De Blasio gives NYC teachers a raise in new contract

Mayor de Blasio and the teachers union announced a tentative contract deal on Thursday afternoon that includes billions of dollars in retroactive pay.

The long-awaited deal will give members of the United Federation of Teachers the equivalent of 4 percent retroactive hikes for each of the first two years — 2010 and 2011 — which alone will cost the city more than $3 billion.

Those payments are stretched out over a number of years so as not to break the city’s bank.

Teachers are then set to get no raises for one year, followed by 1 percent annual raises from 2013 through 2015.

The pay hikes ramp up toward the end of the contract, to 1.5 percent in 2016, 2.5 percent in 2017 and 3 percent in 2018 – the final year of the deal.

In return, the union agreed to cost-saving measures on health care, such as centralized drug purchases, that administration officials put at $1 billion – a give-back that de Blasio had insisted on for months.

On the policy side, the deal also tackled a host of thorny issues that had been plaguing the city for years – including what to do with teachers who are cut from shrinking or closing schools.

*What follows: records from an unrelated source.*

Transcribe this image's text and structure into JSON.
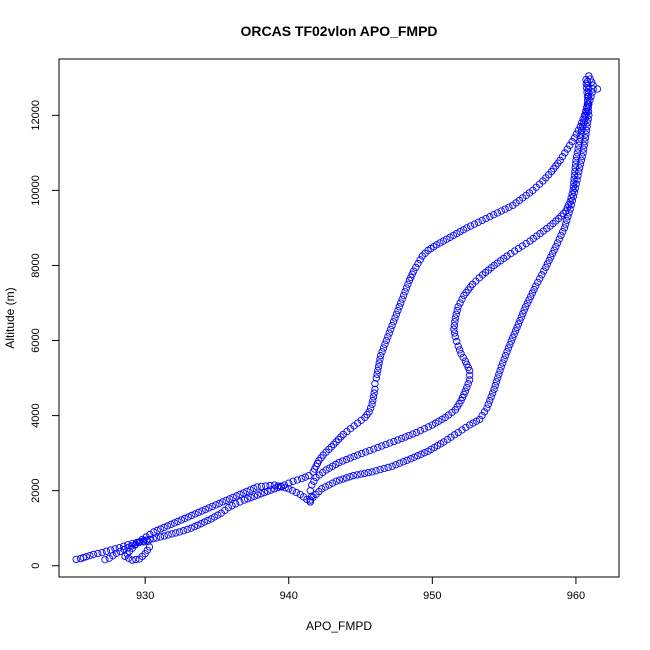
{
  "chart_data": {
    "type": "scatter",
    "title": "ORCAS TF02vlon APO_FMPD",
    "xlabel": "APO_FMPD",
    "ylabel": "Altitude (m)",
    "xlim": [
      924,
      963
    ],
    "ylim": [
      -300,
      13500
    ],
    "x_ticks": [
      930,
      940,
      950,
      960
    ],
    "y_ticks": [
      0,
      2000,
      4000,
      6000,
      8000,
      10000,
      12000
    ],
    "grid": false,
    "legend": "none",
    "marker": "open-circle",
    "color": "#0000ff",
    "series": [
      {
        "points": [
          [
            925.2,
            170
          ],
          [
            925.5,
            190
          ],
          [
            925.9,
            240
          ],
          [
            926.4,
            300
          ],
          [
            927.0,
            350
          ],
          [
            927.6,
            420
          ],
          [
            928.2,
            480
          ],
          [
            928.8,
            560
          ],
          [
            929.4,
            620
          ],
          [
            930.1,
            680
          ],
          [
            930.8,
            740
          ],
          [
            931.6,
            820
          ],
          [
            932.4,
            900
          ],
          [
            933.2,
            1000
          ],
          [
            933.9,
            1120
          ],
          [
            934.6,
            1250
          ],
          [
            935.3,
            1400
          ],
          [
            935.8,
            1550
          ],
          [
            936.3,
            1650
          ],
          [
            936.9,
            1750
          ],
          [
            937.6,
            1850
          ],
          [
            938.3,
            1950
          ],
          [
            939.0,
            2050
          ],
          [
            939.7,
            2150
          ],
          [
            940.3,
            2250
          ],
          [
            940.9,
            2320
          ],
          [
            941.4,
            2400
          ],
          [
            941.7,
            2500
          ],
          [
            941.9,
            2650
          ],
          [
            942.1,
            2800
          ],
          [
            942.4,
            2950
          ],
          [
            942.8,
            3100
          ],
          [
            943.3,
            3300
          ],
          [
            943.8,
            3500
          ],
          [
            944.3,
            3650
          ],
          [
            944.8,
            3800
          ],
          [
            945.3,
            3950
          ],
          [
            945.6,
            4100
          ],
          [
            945.8,
            4300
          ],
          [
            945.9,
            4500
          ],
          [
            946.0,
            4700
          ],
          [
            946.0,
            4850
          ],
          [
            946.1,
            5000
          ],
          [
            946.2,
            5200
          ],
          [
            946.3,
            5400
          ],
          [
            946.4,
            5600
          ],
          [
            946.6,
            5800
          ],
          [
            946.8,
            6000
          ],
          [
            947.0,
            6200
          ],
          [
            947.2,
            6400
          ],
          [
            947.5,
            6700
          ],
          [
            947.8,
            7000
          ],
          [
            948.1,
            7300
          ],
          [
            948.4,
            7600
          ],
          [
            948.7,
            7850
          ],
          [
            949.0,
            8050
          ],
          [
            949.3,
            8250
          ],
          [
            949.7,
            8400
          ],
          [
            950.3,
            8550
          ],
          [
            951.0,
            8700
          ],
          [
            951.7,
            8850
          ],
          [
            952.4,
            9000
          ],
          [
            953.2,
            9150
          ],
          [
            954.0,
            9300
          ],
          [
            954.8,
            9450
          ],
          [
            955.6,
            9600
          ],
          [
            956.3,
            9800
          ],
          [
            957.0,
            10000
          ],
          [
            957.7,
            10250
          ],
          [
            958.3,
            10500
          ],
          [
            958.9,
            10800
          ],
          [
            959.4,
            11100
          ],
          [
            959.9,
            11400
          ],
          [
            960.3,
            11700
          ],
          [
            960.6,
            12000
          ],
          [
            960.8,
            12300
          ],
          [
            960.9,
            12600
          ],
          [
            960.8,
            12900
          ],
          [
            960.9,
            13050
          ],
          [
            961.2,
            12800
          ],
          [
            961.5,
            12700
          ]
        ]
      },
      {
        "points": [
          [
            961.2,
            12700
          ],
          [
            960.9,
            12300
          ],
          [
            960.7,
            12000
          ],
          [
            960.4,
            11600
          ],
          [
            960.2,
            11200
          ],
          [
            960.0,
            10800
          ],
          [
            959.9,
            10400
          ],
          [
            959.8,
            10000
          ],
          [
            959.6,
            9700
          ],
          [
            959.3,
            9450
          ],
          [
            958.8,
            9250
          ],
          [
            958.2,
            9050
          ],
          [
            957.5,
            8850
          ],
          [
            956.8,
            8650
          ],
          [
            956.0,
            8450
          ],
          [
            955.2,
            8250
          ],
          [
            954.3,
            8000
          ],
          [
            953.5,
            7750
          ],
          [
            952.8,
            7500
          ],
          [
            952.2,
            7200
          ],
          [
            951.8,
            6900
          ],
          [
            951.6,
            6600
          ],
          [
            951.5,
            6300
          ],
          [
            951.6,
            6100
          ],
          [
            951.8,
            5850
          ],
          [
            952.0,
            5650
          ],
          [
            952.3,
            5450
          ],
          [
            952.6,
            5200
          ],
          [
            952.6,
            4950
          ],
          [
            952.3,
            4650
          ],
          [
            952.0,
            4400
          ],
          [
            951.6,
            4150
          ],
          [
            950.9,
            3950
          ],
          [
            950.0,
            3750
          ],
          [
            948.9,
            3550
          ],
          [
            947.6,
            3350
          ],
          [
            946.2,
            3150
          ],
          [
            944.8,
            2950
          ],
          [
            943.5,
            2750
          ],
          [
            942.6,
            2550
          ],
          [
            941.9,
            2350
          ],
          [
            941.6,
            2150
          ],
          [
            941.5,
            2000
          ],
          [
            941.6,
            1850
          ],
          [
            941.5,
            1750
          ],
          [
            941.5,
            1700
          ]
        ]
      },
      {
        "points": [
          [
            941.5,
            1750
          ],
          [
            942.3,
            2050
          ],
          [
            943.3,
            2250
          ],
          [
            944.5,
            2400
          ],
          [
            945.8,
            2500
          ],
          [
            947.2,
            2650
          ],
          [
            948.5,
            2850
          ],
          [
            949.7,
            3050
          ],
          [
            950.8,
            3300
          ],
          [
            951.8,
            3550
          ],
          [
            952.6,
            3750
          ],
          [
            953.3,
            3900
          ],
          [
            953.8,
            4200
          ],
          [
            954.3,
            4700
          ],
          [
            954.8,
            5300
          ],
          [
            955.3,
            5800
          ],
          [
            955.9,
            6350
          ],
          [
            956.5,
            6900
          ],
          [
            957.2,
            7450
          ],
          [
            957.9,
            7950
          ],
          [
            958.6,
            8500
          ],
          [
            959.2,
            9000
          ],
          [
            959.6,
            9500
          ],
          [
            959.9,
            9950
          ],
          [
            960.2,
            10500
          ],
          [
            960.5,
            11000
          ],
          [
            960.7,
            11500
          ],
          [
            960.9,
            12000
          ],
          [
            960.8,
            12500
          ],
          [
            960.7,
            12950
          ]
        ]
      },
      {
        "points": [
          [
            941.5,
            1700
          ],
          [
            940.8,
            1900
          ],
          [
            940.0,
            2050
          ],
          [
            939.0,
            2150
          ],
          [
            937.8,
            2100
          ],
          [
            936.6,
            1900
          ],
          [
            935.4,
            1700
          ],
          [
            934.2,
            1500
          ],
          [
            933.0,
            1300
          ],
          [
            931.8,
            1100
          ],
          [
            930.6,
            900
          ],
          [
            929.8,
            700
          ],
          [
            929.3,
            550
          ],
          [
            928.9,
            380
          ],
          [
            928.6,
            250
          ],
          [
            929.1,
            150
          ],
          [
            929.6,
            180
          ],
          [
            930.0,
            320
          ],
          [
            930.3,
            500
          ],
          [
            930.2,
            650
          ],
          [
            929.6,
            620
          ],
          [
            928.8,
            480
          ],
          [
            928.0,
            330
          ],
          [
            927.5,
            200
          ],
          [
            927.2,
            160
          ]
        ]
      }
    ]
  }
}
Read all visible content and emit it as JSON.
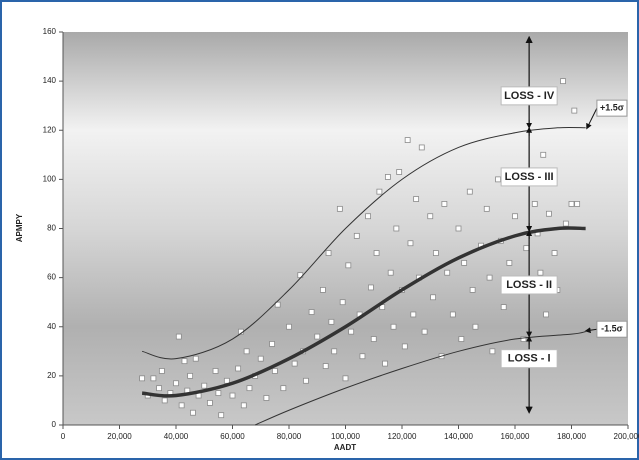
{
  "chart_data": {
    "type": "scatter",
    "xlabel": "AADT",
    "ylabel": "APMPY",
    "xlim": [
      0,
      200000
    ],
    "xticks": [
      {
        "value": 0,
        "label": "0"
      },
      {
        "value": 20000,
        "label": "20,000"
      },
      {
        "value": 40000,
        "label": "40,000"
      },
      {
        "value": 60000,
        "label": "60,000"
      },
      {
        "value": 80000,
        "label": "80,000"
      },
      {
        "value": 100000,
        "label": "100,000"
      },
      {
        "value": 120000,
        "label": "120,000"
      },
      {
        "value": 140000,
        "label": "140,000"
      },
      {
        "value": 160000,
        "label": "160,000"
      },
      {
        "value": 180000,
        "label": "180,000"
      },
      {
        "value": 200000,
        "label": "200,000"
      }
    ],
    "ylim": [
      0,
      160
    ],
    "yticks": [
      0,
      20,
      40,
      60,
      80,
      100,
      120,
      140,
      160
    ],
    "series": [
      {
        "kind": "points",
        "color": "#8a8a8a",
        "x": [
          28000,
          30000,
          32000,
          34000,
          35000,
          36000,
          38000,
          40000,
          41000,
          42000,
          43000,
          44000,
          45000,
          46000,
          47000,
          48000,
          50000,
          52000,
          54000,
          55000,
          56000,
          58000,
          60000,
          62000,
          63000,
          64000,
          65000,
          66000,
          68000,
          70000,
          72000,
          74000,
          75000,
          76000,
          78000,
          80000,
          82000,
          84000,
          85000,
          86000,
          88000,
          90000,
          92000,
          93000,
          94000,
          95000,
          96000,
          98000,
          99000,
          100000,
          101000,
          102000,
          104000,
          105000,
          106000,
          108000,
          109000,
          110000,
          111000,
          112000,
          113000,
          114000,
          115000,
          116000,
          117000,
          118000,
          119000,
          120000,
          121000,
          122000,
          123000,
          124000,
          125000,
          126000,
          127000,
          128000,
          130000,
          131000,
          132000,
          134000,
          135000,
          136000,
          138000,
          140000,
          141000,
          142000,
          144000,
          145000,
          146000,
          148000,
          150000,
          151000,
          152000,
          154000,
          155000,
          156000,
          158000,
          160000,
          161000,
          162000,
          163000,
          164000,
          166000,
          167000,
          168000,
          169000,
          170000,
          171000,
          172000,
          174000,
          175000,
          177000,
          178000,
          180000,
          181000,
          182000
        ],
        "values": [
          19,
          12,
          19,
          15,
          22,
          10,
          13,
          17,
          36,
          8,
          26,
          14,
          20,
          5,
          27,
          12,
          16,
          9,
          22,
          13,
          4,
          18,
          12,
          23,
          38,
          8,
          30,
          15,
          20,
          27,
          11,
          33,
          22,
          49,
          15,
          40,
          25,
          61,
          30,
          18,
          46,
          36,
          55,
          24,
          70,
          42,
          30,
          88,
          50,
          19,
          65,
          38,
          77,
          45,
          28,
          85,
          56,
          35,
          70,
          95,
          48,
          25,
          101,
          62,
          40,
          80,
          103,
          55,
          32,
          116,
          74,
          45,
          92,
          60,
          113,
          38,
          85,
          52,
          70,
          28,
          90,
          62,
          45,
          80,
          35,
          66,
          95,
          55,
          40,
          73,
          88,
          60,
          30,
          100,
          75,
          48,
          66,
          85,
          55,
          100,
          35,
          72,
          135,
          90,
          78,
          62,
          110,
          45,
          86,
          70,
          55,
          140,
          82,
          90,
          128,
          90
        ]
      },
      {
        "kind": "line",
        "color": "#333333",
        "width": 3.5,
        "x": [
          28000,
          40000,
          60000,
          80000,
          100000,
          120000,
          140000,
          160000,
          175000,
          185000
        ],
        "values": [
          13,
          12,
          17,
          27,
          40,
          55,
          68,
          77,
          80,
          80
        ]
      },
      {
        "kind": "line",
        "color": "#333333",
        "width": 1,
        "x": [
          28000,
          40000,
          60000,
          80000,
          100000,
          120000,
          140000,
          160000,
          175000,
          185000
        ],
        "values": [
          30,
          27,
          35,
          55,
          80,
          100,
          113,
          119,
          121,
          121
        ]
      },
      {
        "kind": "line",
        "color": "#333333",
        "width": 1,
        "x": [
          68000,
          80000,
          100000,
          120000,
          140000,
          160000,
          180000,
          185000
        ],
        "values": [
          0,
          6,
          15,
          23,
          30,
          35,
          37,
          38
        ]
      }
    ],
    "annotations": [
      "LOSS - IV",
      "LOSS - III",
      "LOSS - II",
      "LOSS - I",
      "+1.5σ",
      "-1.5σ"
    ]
  }
}
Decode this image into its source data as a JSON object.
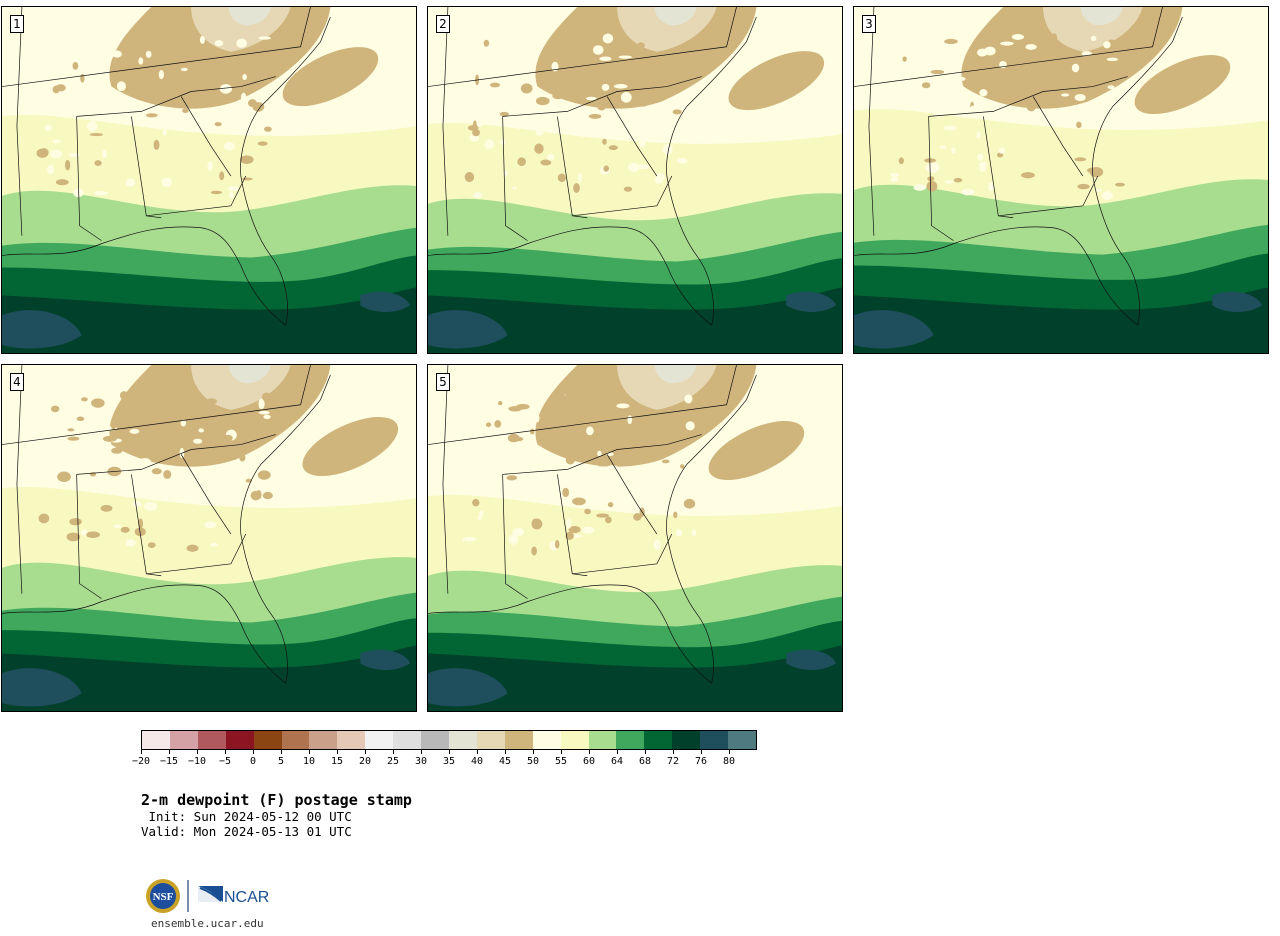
{
  "panels": [
    {
      "label": "1"
    },
    {
      "label": "2"
    },
    {
      "label": "3"
    },
    {
      "label": "4"
    },
    {
      "label": "5"
    }
  ],
  "colorbar": {
    "colors": [
      "#f6e8e8",
      "#d4a1a4",
      "#b05a5f",
      "#8c1522",
      "#8a4513",
      "#b07350",
      "#c9a08a",
      "#e6c8b6",
      "#f2f2f2",
      "#dfdfdf",
      "#b8b8b8",
      "#e4e4d5",
      "#e6d8b4",
      "#cfb47c",
      "#fffde2",
      "#f7f9c0",
      "#a8dd90",
      "#3fa85c",
      "#026634",
      "#01402a",
      "#1f4f5d",
      "#4d7b80"
    ],
    "tick_labels": [
      "−20",
      "−15",
      "−10",
      "−5",
      "0",
      "5",
      "10",
      "15",
      "20",
      "25",
      "30",
      "35",
      "40",
      "45",
      "50",
      "55",
      "60",
      "64",
      "68",
      "72",
      "76",
      "80"
    ]
  },
  "title": "2-m dewpoint (F) postage stamp",
  "init": " Init: Sun 2024-05-12 00 UTC",
  "valid": "Valid: Mon 2024-05-13 01 UTC",
  "logos": {
    "nsf": "NSF",
    "ncar": "NCAR"
  },
  "website": "ensemble.ucar.edu"
}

Those educators will continue to work as roving substitutes, but can be canned if they get negative reviews from two principals or if they fail to make a real effort at landing a permanent gig.

It also makes it easier to get rid of teachers who engage in inappropriate touching or texting with students, by including those behaviors in the definition of sexual misconduct.

At the opposite end, top-tier teachers or those who work at hard-to-staff schools will be eligible for bonuses ranging from $5,000 to $20,000 – sometimes in exchange for additional mentoring duties.

The deal also loosens Department of Education and union regulations at up to 200 schools – akin in many ways to the freedoms bestowed on charter schools.

That move will turn as much as 10 percent of the school system into a petri dish of innovation, with initiatives like longer school days and fewer seniority rules.

And teachers across the board will face a less complex evaluation system, which will have the components they’re judged on reduced from 22 to 8.

The terms still need to be ratified by the union’s members in order for the deal to be final.

If approved, it would be the first major labor deal for the de Blasio administration – and likely set a pattern for the remaining 151 expired contracts.

Few of those contracts have been unresolved for as long as the teachers’ union has been.